At a press conference in Raleigh last week about North Carolina's death penalty, the most impressive speaker was also the least well-known. Charisse Coleman, a young writer and newcomer to the Triangle, was there to support a call by the N.C. Academy of Trial Lawyers for an immediate halt to state-sponsored executions.
Seated at a long table in front of a small crowd of reporters, Coleman listened quietly as prominent Tar Heel attorneys, law professors and anti-death penalty activists described how the system operates as a cruel lottery--unfairly targeting those who are non-white, poor and live in rural counties. She held her hands in her lap as fellow-speakers cited polls showing a decline in unequivocal public support for the death penalty. One recent study by The Charlotte Observer found 62 percent of North Carolinians surveyed favor a moratorium on executions. The Trial Lawyers' own poll put that share at 59 percent.
When it was her turn to speak, Coleman made it clear she wouldn't be citing statistics. Instead, she talked about her older brother, Russell, who was murdered five years ago during a convenience-store robbery in Louisiana. In words as precise and thorough as a police report, Coleman recounted exactly what her brother was doing when three armed men came into the store where he worked and what they said before one of them shot him in the back. The crowd sat motionless as Coleman paused to still a tremble in her voice that began when she described how her brother bled to death on the floor.

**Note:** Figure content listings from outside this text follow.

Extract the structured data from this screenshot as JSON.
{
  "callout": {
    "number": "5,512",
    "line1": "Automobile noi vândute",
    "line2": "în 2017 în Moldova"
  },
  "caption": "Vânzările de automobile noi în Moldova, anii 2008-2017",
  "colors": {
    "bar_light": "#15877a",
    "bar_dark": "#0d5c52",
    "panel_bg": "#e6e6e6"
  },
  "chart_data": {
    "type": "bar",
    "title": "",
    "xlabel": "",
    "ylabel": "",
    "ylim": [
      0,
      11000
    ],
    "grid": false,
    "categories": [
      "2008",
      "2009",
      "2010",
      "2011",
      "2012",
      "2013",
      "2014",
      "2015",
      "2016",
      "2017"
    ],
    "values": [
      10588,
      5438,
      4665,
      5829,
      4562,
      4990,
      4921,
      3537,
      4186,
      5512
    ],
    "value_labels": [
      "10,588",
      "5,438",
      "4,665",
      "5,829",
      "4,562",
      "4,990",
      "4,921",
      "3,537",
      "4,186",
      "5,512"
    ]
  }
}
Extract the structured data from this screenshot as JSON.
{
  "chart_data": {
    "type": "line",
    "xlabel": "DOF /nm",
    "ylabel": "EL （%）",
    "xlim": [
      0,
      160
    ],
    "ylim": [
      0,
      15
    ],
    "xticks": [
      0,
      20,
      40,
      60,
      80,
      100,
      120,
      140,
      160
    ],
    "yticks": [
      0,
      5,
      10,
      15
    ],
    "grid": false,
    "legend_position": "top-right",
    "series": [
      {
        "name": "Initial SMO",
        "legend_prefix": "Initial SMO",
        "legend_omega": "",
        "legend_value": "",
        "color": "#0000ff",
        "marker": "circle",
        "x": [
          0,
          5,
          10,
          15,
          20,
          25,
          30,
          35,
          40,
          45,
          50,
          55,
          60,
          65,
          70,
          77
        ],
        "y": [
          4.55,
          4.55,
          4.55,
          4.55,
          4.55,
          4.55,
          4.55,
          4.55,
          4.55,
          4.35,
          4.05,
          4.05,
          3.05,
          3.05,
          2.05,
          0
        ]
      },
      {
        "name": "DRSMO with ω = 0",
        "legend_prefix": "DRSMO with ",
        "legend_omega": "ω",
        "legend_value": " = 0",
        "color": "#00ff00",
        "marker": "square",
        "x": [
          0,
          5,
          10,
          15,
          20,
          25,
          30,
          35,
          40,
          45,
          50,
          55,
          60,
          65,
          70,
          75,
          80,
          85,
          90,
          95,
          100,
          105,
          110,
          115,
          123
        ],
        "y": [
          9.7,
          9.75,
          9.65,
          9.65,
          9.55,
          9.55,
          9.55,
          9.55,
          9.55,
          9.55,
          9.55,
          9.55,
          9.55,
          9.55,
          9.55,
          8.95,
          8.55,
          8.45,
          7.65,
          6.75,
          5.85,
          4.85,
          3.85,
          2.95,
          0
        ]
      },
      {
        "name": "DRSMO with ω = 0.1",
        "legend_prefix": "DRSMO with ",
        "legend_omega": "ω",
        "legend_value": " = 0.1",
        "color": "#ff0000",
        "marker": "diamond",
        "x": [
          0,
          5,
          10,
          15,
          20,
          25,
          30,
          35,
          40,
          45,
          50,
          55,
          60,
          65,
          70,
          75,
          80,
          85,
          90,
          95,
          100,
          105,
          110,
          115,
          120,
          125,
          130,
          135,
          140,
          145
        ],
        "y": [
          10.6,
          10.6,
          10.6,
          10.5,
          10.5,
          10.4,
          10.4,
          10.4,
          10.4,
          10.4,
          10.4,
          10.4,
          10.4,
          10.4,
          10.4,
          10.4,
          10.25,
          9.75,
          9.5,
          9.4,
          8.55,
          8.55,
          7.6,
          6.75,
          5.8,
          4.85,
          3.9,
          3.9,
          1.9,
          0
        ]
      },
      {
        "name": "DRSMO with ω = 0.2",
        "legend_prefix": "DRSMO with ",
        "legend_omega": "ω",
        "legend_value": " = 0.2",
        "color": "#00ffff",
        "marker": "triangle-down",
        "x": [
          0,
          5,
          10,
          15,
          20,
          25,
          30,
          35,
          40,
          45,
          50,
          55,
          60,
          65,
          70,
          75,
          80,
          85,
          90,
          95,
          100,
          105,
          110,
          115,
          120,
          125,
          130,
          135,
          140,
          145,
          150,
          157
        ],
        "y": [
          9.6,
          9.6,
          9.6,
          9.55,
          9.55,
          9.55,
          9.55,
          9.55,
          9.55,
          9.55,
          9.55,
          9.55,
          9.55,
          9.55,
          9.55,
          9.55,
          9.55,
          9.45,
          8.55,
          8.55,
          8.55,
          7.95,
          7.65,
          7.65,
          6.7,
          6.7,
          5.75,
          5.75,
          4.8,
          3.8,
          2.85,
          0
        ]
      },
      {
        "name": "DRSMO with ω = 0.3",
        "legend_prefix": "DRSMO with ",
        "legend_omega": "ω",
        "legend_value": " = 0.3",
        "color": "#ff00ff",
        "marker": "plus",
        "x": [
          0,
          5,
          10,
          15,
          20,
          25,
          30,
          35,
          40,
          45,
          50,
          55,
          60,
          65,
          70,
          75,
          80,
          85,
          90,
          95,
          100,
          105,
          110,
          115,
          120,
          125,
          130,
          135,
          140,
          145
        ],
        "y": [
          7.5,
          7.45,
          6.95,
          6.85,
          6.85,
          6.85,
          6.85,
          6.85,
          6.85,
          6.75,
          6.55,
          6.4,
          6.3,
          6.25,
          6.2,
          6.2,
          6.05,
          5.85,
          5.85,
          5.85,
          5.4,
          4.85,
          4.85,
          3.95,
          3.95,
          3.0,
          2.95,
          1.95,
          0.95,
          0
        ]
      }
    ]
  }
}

Her voice stopped trembling when she got to the heart of her speech. "Before Russell was killed, I was opposed to the death penalty. When he was killed, I was opposed to the death penalty. When his killer was sentenced, I was opposed to the death penalty," Coleman said. The desires of victim's families for justice--even vengeance--are understandable, she added, gazing steadily out at the room full of strangers. But they shouldn't be the basis for public policy.
"We have a terrible, terrible crisis of violence in this country," Coleman said. "State-sanctioned killings only add fuel to the flames."
When she took her seat, the room breathed again, and reporters began to pepper the other speakers with questions. Stories in the next day's paper focused on the polls and the politics of the call for a death-penalty moratorium. Despite the applause she'd received, it seemed Coleman's most powerful message went unheeded: When it comes to changing the death penalty, feelings are as important as facts.